Do robots need to be treated with compassion?

Merging living and non-living entities in hybrid robotics might pose many risks, including ethical considerations of interactions with semi-living robots.
Robots are not all wires and metal. In recent years, scientists have made impressive progress in robotics, combining living materials and organisms with synthetic robotic components.
The use of real, biological materials allows robots to heal themselves and adapt to natural environments, which can be incredibly useful when combined with the strength and robustness of synthetic systems.
Bio-hybrid robots using living muscles can crawl, swim, grip, pump, and sense their surroundings.
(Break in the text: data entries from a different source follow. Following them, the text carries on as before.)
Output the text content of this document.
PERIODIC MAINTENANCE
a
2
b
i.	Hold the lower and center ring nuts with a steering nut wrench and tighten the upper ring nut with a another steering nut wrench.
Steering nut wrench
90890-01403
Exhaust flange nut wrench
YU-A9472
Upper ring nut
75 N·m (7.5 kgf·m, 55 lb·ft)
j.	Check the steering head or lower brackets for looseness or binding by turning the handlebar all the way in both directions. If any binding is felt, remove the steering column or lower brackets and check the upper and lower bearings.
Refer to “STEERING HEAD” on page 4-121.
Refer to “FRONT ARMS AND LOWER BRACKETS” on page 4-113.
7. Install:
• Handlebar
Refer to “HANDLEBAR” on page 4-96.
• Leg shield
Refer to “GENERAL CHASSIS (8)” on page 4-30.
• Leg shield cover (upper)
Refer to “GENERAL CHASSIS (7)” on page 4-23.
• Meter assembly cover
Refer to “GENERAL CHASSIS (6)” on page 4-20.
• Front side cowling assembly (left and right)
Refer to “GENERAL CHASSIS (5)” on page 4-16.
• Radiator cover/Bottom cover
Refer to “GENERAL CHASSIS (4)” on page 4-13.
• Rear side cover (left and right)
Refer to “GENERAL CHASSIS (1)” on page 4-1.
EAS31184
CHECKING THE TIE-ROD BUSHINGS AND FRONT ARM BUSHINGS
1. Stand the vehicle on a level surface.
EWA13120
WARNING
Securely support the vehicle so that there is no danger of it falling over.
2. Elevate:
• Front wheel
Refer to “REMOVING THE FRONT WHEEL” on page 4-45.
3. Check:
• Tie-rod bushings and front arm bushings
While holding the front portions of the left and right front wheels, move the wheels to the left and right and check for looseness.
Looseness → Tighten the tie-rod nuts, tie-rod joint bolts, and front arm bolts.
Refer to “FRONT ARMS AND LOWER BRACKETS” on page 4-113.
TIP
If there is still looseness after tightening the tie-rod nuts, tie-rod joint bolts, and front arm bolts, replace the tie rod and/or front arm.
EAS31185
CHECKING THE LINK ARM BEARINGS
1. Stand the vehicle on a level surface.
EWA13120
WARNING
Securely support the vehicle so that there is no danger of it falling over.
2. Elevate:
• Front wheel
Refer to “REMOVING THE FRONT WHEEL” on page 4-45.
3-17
Sensors made from sensory cells or insect antennae can improve their chemical sensing.
However, from the science fiction of Blade Runner to academic scholars, many have pondered the potential ethical challenges that merging living and nonliving entities might raise.
In a paper published in Proceedings of the National Academy of Sciences, Multidisciplinary researchers at the University of Southampton have analyzed potential ethical dilemmas in bio-hybrid robotics, calling for regulation to guide responsible and ethical development of the technology.
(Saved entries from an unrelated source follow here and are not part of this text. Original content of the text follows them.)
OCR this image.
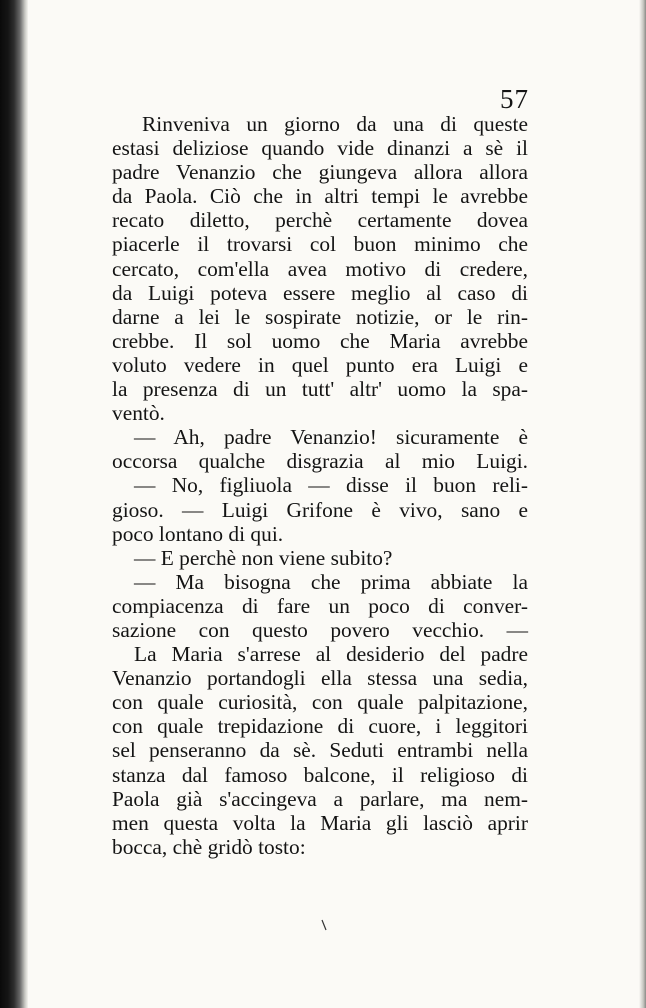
57
Rinveniva un giorno da una di queste
estasi deliziose quando vide dinanzi a sè il
padre Venanzio che giungeva allora allora
da Paola. Ciò che in altri tempi le avrebbe
recato diletto, perchè certamente dovea
piacerle il trovarsi col buon minimo che
cercato, com'ella avea motivo di credere,
da Luigi poteva essere meglio al caso di
darne a lei le sospirate notizie, or le rin-
crebbe. Il sol uomo che Maria avrebbe
voluto vedere in quel punto era Luigi e
la presenza di un tutt' altr' uomo la spa-
ventò.
— Ah, padre Venanzio! sicuramente è
occorsa qualche disgrazia al mio Luigi.
— No, figliuola — disse il buon reli-
gioso. — Luigi Grifone è vivo, sano e
poco lontano di qui.
— E perchè non viene subito?
— Ma bisogna che prima abbiate la
compiacenza di fare un poco di conver-
sazione con questo povero vecchio. —
La Maria s'arrese al desiderio del padre
Venanzio portandogli ella stessa una sedia,
con quale curiosità, con quale palpitazione,
con quale trepidazione di cuore, i leggitori
sel penseranno da sè. Seduti entrambi nella
stanza dal famoso balcone, il religioso di
Paola già s'accingeva a parlare, ma nem-
men questa volta la Maria gli lasciò aprir
bocca, chè gridò tosto:
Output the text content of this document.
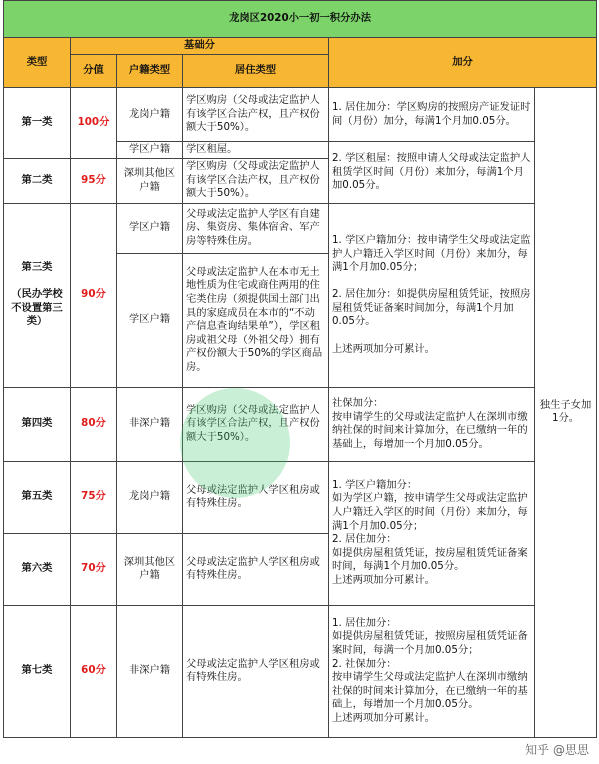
龙岗区2020小一初一积分办法					
类型	基础分			加分	
	分值	户籍类型	居住类型		
第一类	100分	龙岗户籍	学区购房（父母或法定监护人有该学区合法产权，且产权份额大于50%）。	1. 居住加分：学区购房的按照房产证发证时间（月份）加分，每满1个月加0.05分。	独生子女加1分。
		学区户籍	学区租屋。	2. 学区租屋：按照申请人父母或法定监护人租赁学区时间（月份）来加分，每满1个月加0.05分。	
第二类	95分	深圳其他区户籍	学区购房（父母或法定监护人有该学区合法产权，且产权份额大于50%）。		
第三类

（民办学校不设置第三类）	90分	学区户籍	父母或法定监护人学区有自建房、集资房、集体宿舍、军产房等特殊住房。	1. 学区户籍加分：按申请学生父母或法定监护人户籍迁入学区时间（月份）来加分，每满1个月加0.05分；

2. 居住加分：如提供房屋租赁凭证，按照房屋租赁凭证备案时间加分，每满1个月加0.05分。

上述两项加分可累计。	
		学区户籍	父母或法定监护人在本市无土地性质为住宅或商住两用的住宅类住房（须提供国土部门出具的家庭成员在本市的“不动产信息查询结果单”），学区租房或祖父母（外祖父母）拥有产权份额大于50%的学区商品房。		
第四类	80分	非深户籍	学区购房（父母或法定监护人有该学区合法产权，且产权份额大于50%）。	社保加分：
按申请学生的父母或法定监护人在深圳市缴纳社保的时间来计算加分，在已缴纳一年的基础上，每增加一个月加0.05分。	
第五类	75分	龙岗户籍	父母或法定监护人学区租房或有特殊住房。	1. 学区户籍加分：
如为学区户籍，按申请学生父母或法定监护人户籍迁入学区的时间（月份）来加分，每满1个月加0.05分；
2. 居住加分：
如提供房屋租赁凭证，按房屋租赁凭证备案时间，每满1个月加0.05分。
上述两项加分可累计。	
第六类	70分	深圳其他区户籍	父母或法定监护人学区租房或有特殊住房。		
第七类	60分	非深户籍	父母或法定监护人学区租房或有特殊住房。	1. 居住加分：
如提供房屋租赁凭证，按照房屋租赁凭证备案时间，每满一个月加0.05分；
2. 社保加分：
按申请学生父母或法定监护人在深圳市缴纳社保的时间来计算加分，在已缴纳一年的基础上，每增加一个月加0.05分。
上述两项加分可累计。	
知乎 @思思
According to the authors, biohybrid robots raise questions about the integrity of life, the status and rights of semi-living beings, and the potential long-term impacts on natural ecosystems.
Dr. Rafael Mestre from the University of Southampton, who specializes in emergent technologies and is co-lead author of the paper, said in a press release: "The challenges in overseeing bio-hybrid robotics are not dissimilar to those encountered in the regulation of biomedical devices, stem cells, and other disruptive technologies.”
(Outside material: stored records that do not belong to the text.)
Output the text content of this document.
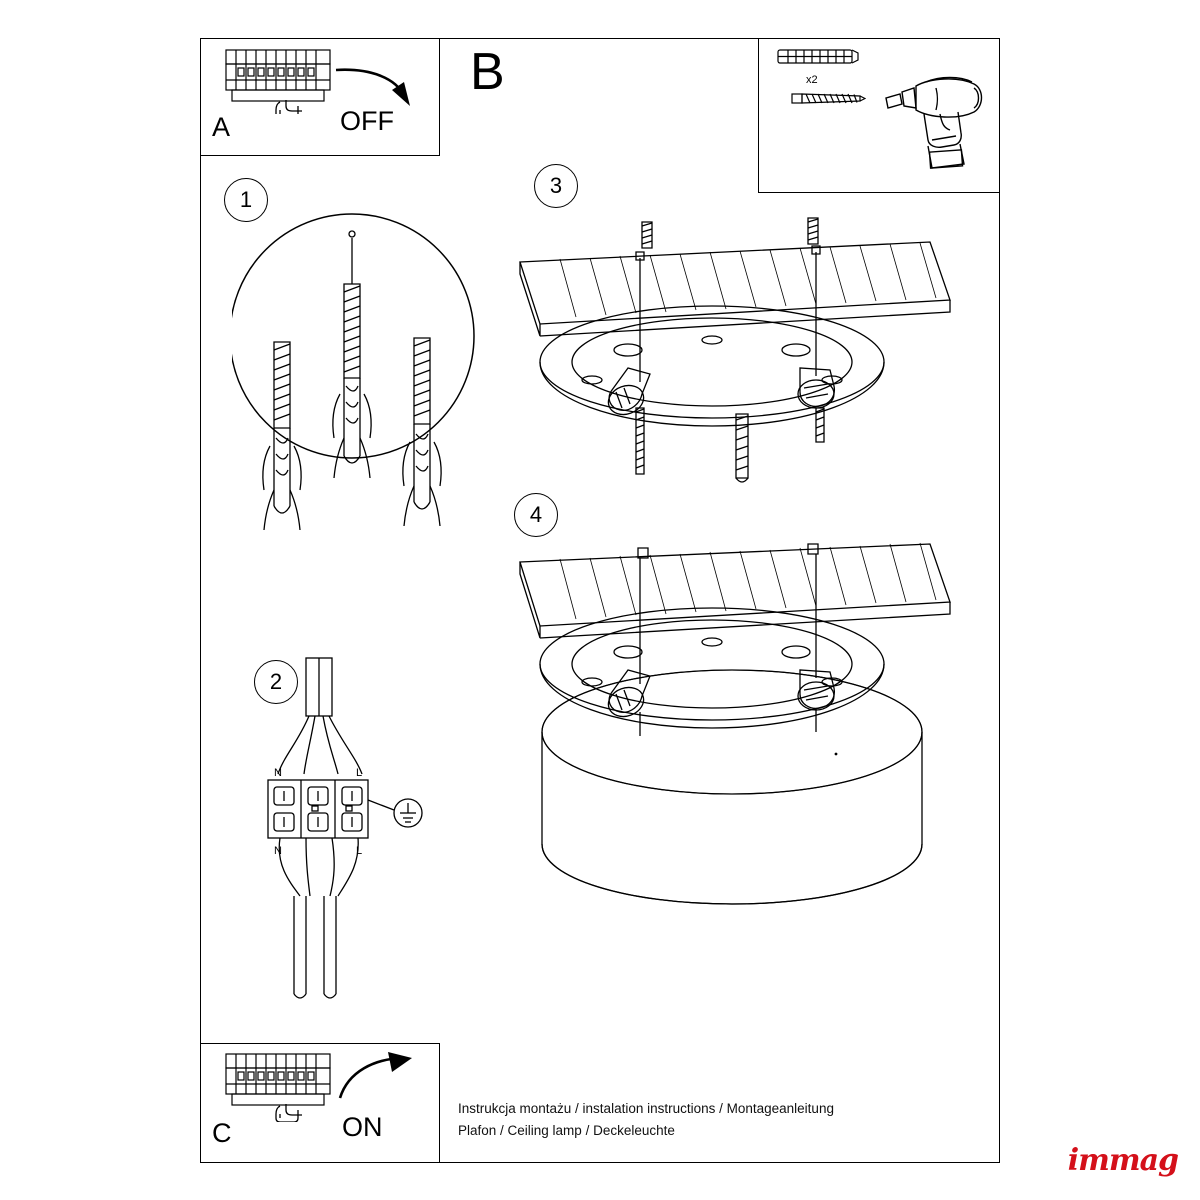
A	OFF
B	x2
1
2
N	L
N	L
3
4
C	ON
Instrukcja montażu / instalation instructions / Montageanleitung
Plafon / Ceiling lamp / Deckeleuchte
immag
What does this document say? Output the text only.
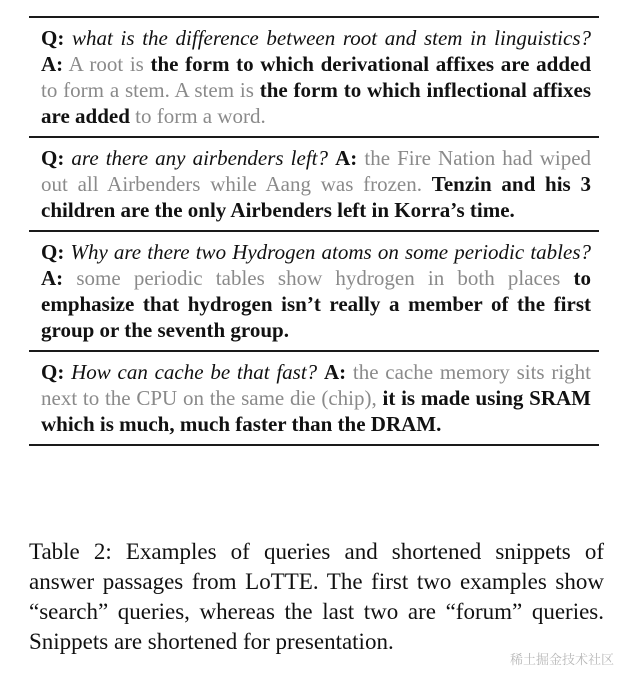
Q: what is the difference between root and stem in linguistics? A: A root is the form to which derivational affixes are added to form a stem. A stem is the form to which inflectional affixes are added to form a word.
Q: are there any airbenders left? A: the Fire Nation had wiped out all Airbenders while Aang was frozen. Tenzin and his 3 children are the only Airbenders left in Korra’s time.
Q: Why are there two Hydrogen atoms on some periodic tables? A: some periodic tables show hydrogen in both places to emphasize that hydrogen isn’t really a member of the first group or the seventh group.
Q: How can cache be that fast? A: the cache memory sits right next to the CPU on the same die (chip), it is made using SRAM which is much, much faster than the DRAM.
Table 2: Examples of queries and shortened snippets of answer passages from LoTTE. The first two examples show “search” queries, whereas the last two are “forum” queries. Snippets are shortened for presentation.
稀土掘金技术社区
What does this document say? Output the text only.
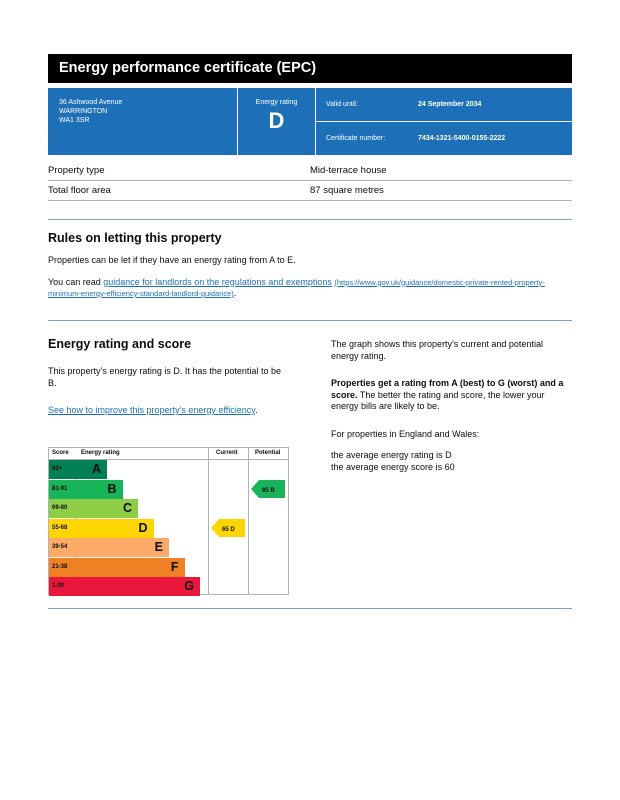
Energy performance certificate (EPC)
36 Ashwood Avenue
WARRINGTON
WA1 3SR
Energy rating
D
Valid until:	24 September 2034
Certificate number:	7434-1321-5400-0155-2222
Property type	Mid-terrace house
Total floor area	87 square metres
Rules on letting this property

Properties can be let if they have an energy rating from A to E.

You can read guidance for landlords on the regulations and exemptions (https://www.gov.uk/guidance/domestic-private-rented-property-minimum-energy-efficiency-standard-landlord-guidance).

Energy rating and score

This property’s energy rating is D. It has the potential to be B.

See how to improve this property’s energy efficiency.

The graph shows this property’s current and potential energy rating.

Properties get a rating from A (best) to G (worst) and a score. The better the rating and score, the lower your energy bills are likely to be.

For properties in England and Wales:

the average energy rating is D

the average energy score is 60

Score Energy rating	Current	Potential
92+	A
81-91	B
69-80	C
55-68	D
39-54	E
21-38	F
1-20	G
65 D
85 B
“But unlike purely mechanical or digital technologies, bio-hybrid robots blend biological and synthetic components in unprecedented ways. This presents unique possible benefits but also potential dangers," he added.
The paper's authors identified three key areas where bio-hybrid robotics presents ethical issues. The first one is the robots' interaction with humans and the environment. The second one is integrability – how and whether humans might assimilate bio-robots, such as bio-robotic organs or limbs. The third one is moral status.
In a series of thought experiments, researchers simulated the ethical dilemmas posed by hybrid robotics. For example, creating bio-robots would inevitably involve the exploitation of living nature to obtain the materials needed to create such robots.
Furthermore, such technology as a bio-hybrid robotic arm might exacerbate inequalities between humans.
Merging living and nonliving is also troublesome from the interactions with human perspectives. Bio-robots blur the line between an object and a living entity.
Humans presented with the possibility of creating sentient living entities might need to follow ethics applicable to living creatures, like avoiding unnecessary harm to biorobots and promoting virtues like kindness and compassion. Then, the question arises whether creating sentient beings for labor and serving humans is ethical?
“While we cannot deny that the concept of biohybrid robotics has been part of our collective imaginations in science fiction, the public’s reaction to the transition of this technology from fiction to reality, especially when considering nonanthropomorphic forms of biohybrid robots, remains to be seen,” write the researchers in the paper.
In a press release, Dr. Matt Ryan, a political scientist and co-author of the paper, said: "If debates around embryonic stem cells, human cloning, or artificial intelligence have taught us something, it is that humans rarely agree on the correct resolution of the moral dilemmas of emergent technologies.
"Compared to related technologies such as embryonic stem cells or artificial intelligence, bio-hybrid robotics has developed relatively unattended by the media, the public, and policymakers, but it is no less significant. We want the public to be included in this conversation to ensure a democratic approach to the development and ethical evaluation of this technology."
The paper proposes several requirements for an ethical framework that should applied in the development of hybrid robotics, including risk assessments, consideration of social implications, and increasing public awareness and understanding.